As a young person, probably around 7 years old, my sister and I heard the Easter Bunny coming in the back door of our childhood home on Easter Sunday morning. Because our house was built shortly after 1900, there were "heat registers" in the second story floor. Well, there was one in the bathroom that afforded us a partial view of the kitchen and a really good listening post. When we remodeled the bathroom, it was removed much to our dismay. However, the remodeling was years away at this point. So, it was shortly after dawn and our parents were asleep when my sister came and woke me up.
We were crouched down by the register and heard the Easter Bunny at the back door. O MY Goodness! We hurriedly scampered back to our respective bedrooms and cowered under the covers, pretending to be asleep. But we heard the crinkling of the cellophane that wrapped the baskets, we knew it was the Easter Bunny!
My sister got a bunny for Easter several years earlier. His official name was Snow White, because he was... white. But we called him Bun, BunBun. There was a lack of understanding what Bun needed and sadly, he spent a winter in the basement because we didn't know that with a proper house he'd have been fine outside. Since we were so young, we weren't allowed downstairs to take care of him, spend time with him, etc. So, when fall rolled around again, Mother and Dad decided that Bun didn't deserve a winter in a dark basement. It was decided to donate him to Sherwood Forest, a small, weird little zoo in a park in Hartford. Somehow, Bun morphed into our Easter Bunny. While we did go and "visit" him a few times, always picking out the largest, fattest white bunny rabbit as our "BunBun," I've always doubted we could really tell which white rabbit had been ours.
I remember going out to feed him with my sister. She was in charge but quite often Bun was quick and escaped his pretty large cage. More than one early morning presented the neighbors with the view of my mother running through yards in her robe and slippers calling "here Bun, here BunBun." She either always caught him or he came back on his own. I was only 4, so I don't really remember which it was. Probably both!

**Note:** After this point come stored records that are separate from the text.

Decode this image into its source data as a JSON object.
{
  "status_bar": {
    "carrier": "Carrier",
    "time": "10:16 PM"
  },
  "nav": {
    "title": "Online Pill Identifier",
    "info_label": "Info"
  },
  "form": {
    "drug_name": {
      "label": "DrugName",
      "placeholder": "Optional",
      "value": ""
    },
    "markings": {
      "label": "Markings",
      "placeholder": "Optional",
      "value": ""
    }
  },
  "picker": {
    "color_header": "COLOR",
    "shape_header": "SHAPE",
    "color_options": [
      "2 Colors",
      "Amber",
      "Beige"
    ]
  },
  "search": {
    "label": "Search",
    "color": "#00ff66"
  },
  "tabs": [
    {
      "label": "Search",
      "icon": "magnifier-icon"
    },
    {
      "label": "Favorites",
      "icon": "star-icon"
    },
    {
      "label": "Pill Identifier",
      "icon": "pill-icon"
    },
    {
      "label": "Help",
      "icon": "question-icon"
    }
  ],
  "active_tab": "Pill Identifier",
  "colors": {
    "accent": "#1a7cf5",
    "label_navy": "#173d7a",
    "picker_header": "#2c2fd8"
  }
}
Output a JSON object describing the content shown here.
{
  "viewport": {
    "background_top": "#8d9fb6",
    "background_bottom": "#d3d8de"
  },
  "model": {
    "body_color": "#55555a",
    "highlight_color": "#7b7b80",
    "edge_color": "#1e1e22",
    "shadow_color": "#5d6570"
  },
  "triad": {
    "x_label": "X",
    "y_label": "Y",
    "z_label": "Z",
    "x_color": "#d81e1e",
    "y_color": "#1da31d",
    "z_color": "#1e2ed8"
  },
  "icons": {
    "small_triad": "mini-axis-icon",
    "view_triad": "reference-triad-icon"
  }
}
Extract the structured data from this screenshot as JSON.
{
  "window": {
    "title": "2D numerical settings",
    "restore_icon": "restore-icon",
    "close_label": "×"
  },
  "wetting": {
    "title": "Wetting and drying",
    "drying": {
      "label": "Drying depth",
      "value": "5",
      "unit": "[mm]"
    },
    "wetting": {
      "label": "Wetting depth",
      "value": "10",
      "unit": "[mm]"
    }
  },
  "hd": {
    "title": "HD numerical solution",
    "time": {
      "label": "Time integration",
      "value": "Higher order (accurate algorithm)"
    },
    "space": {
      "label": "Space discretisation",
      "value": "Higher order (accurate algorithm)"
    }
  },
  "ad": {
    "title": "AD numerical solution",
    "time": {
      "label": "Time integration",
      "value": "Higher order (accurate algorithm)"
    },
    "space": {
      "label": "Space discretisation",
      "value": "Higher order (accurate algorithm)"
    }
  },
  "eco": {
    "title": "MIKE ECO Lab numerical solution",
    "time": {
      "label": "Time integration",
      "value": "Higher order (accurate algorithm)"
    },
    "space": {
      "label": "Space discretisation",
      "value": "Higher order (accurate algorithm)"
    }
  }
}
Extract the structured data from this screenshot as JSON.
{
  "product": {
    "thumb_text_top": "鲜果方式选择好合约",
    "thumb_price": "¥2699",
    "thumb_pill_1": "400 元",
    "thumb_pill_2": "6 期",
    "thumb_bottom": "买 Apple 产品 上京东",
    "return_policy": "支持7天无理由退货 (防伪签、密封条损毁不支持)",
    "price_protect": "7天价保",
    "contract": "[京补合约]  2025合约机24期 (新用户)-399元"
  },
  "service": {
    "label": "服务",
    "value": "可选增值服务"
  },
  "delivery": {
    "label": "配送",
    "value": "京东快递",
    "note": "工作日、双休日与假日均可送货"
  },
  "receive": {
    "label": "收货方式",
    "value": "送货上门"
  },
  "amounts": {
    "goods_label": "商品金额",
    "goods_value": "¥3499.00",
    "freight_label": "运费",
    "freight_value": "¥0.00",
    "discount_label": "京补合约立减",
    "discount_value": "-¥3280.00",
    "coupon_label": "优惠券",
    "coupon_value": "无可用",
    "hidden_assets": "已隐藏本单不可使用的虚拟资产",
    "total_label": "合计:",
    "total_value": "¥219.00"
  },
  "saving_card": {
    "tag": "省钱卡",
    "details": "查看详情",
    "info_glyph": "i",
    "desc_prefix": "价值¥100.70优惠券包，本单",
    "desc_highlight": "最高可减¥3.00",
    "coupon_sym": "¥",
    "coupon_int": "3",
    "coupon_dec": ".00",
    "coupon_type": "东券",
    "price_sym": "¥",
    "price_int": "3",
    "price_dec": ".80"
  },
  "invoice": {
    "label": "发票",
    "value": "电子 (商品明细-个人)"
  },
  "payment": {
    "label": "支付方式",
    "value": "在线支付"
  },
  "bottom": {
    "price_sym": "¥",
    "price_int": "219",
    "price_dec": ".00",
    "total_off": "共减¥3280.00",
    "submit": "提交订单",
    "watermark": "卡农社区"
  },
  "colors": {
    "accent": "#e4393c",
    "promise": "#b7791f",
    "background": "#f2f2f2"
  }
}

So, all that being said was it Bun at the back door that Easter morning? Did our white rabbit bring us those huge baskets full of chocolate and jelly beans and candy?
Oh, hell no.
But it was a great fantasy.
The reality was quite mundane but equally wonderful. Our Great Aunt, Louise Wilson created the baskets every year. She lived in West Hartford, a full half-hour away with my Grammy and our Uncle Bill. She got up before dawn and drove all the way over to our house in Manchester, snuck in the back door (Mother and Dad snuck her a key during Holy Week) and left the baskets on the kitchen table. Then she drove back to West Hartford...
Not only did she put the baskets together and drive them over, but she didn't get to see our faces as we discovered them Easter Morning. It was years before we figured out how those baskets appeared and who was in fact responsible for them. Just amazing.
Easter brings me the greatest joy, and sweetest sorrow. No matter the calendrical date, it remains always the day my Mother died. I was there with her, and I know she is always with me, but it still hurts.
May your Easter or Passover be a joyous one!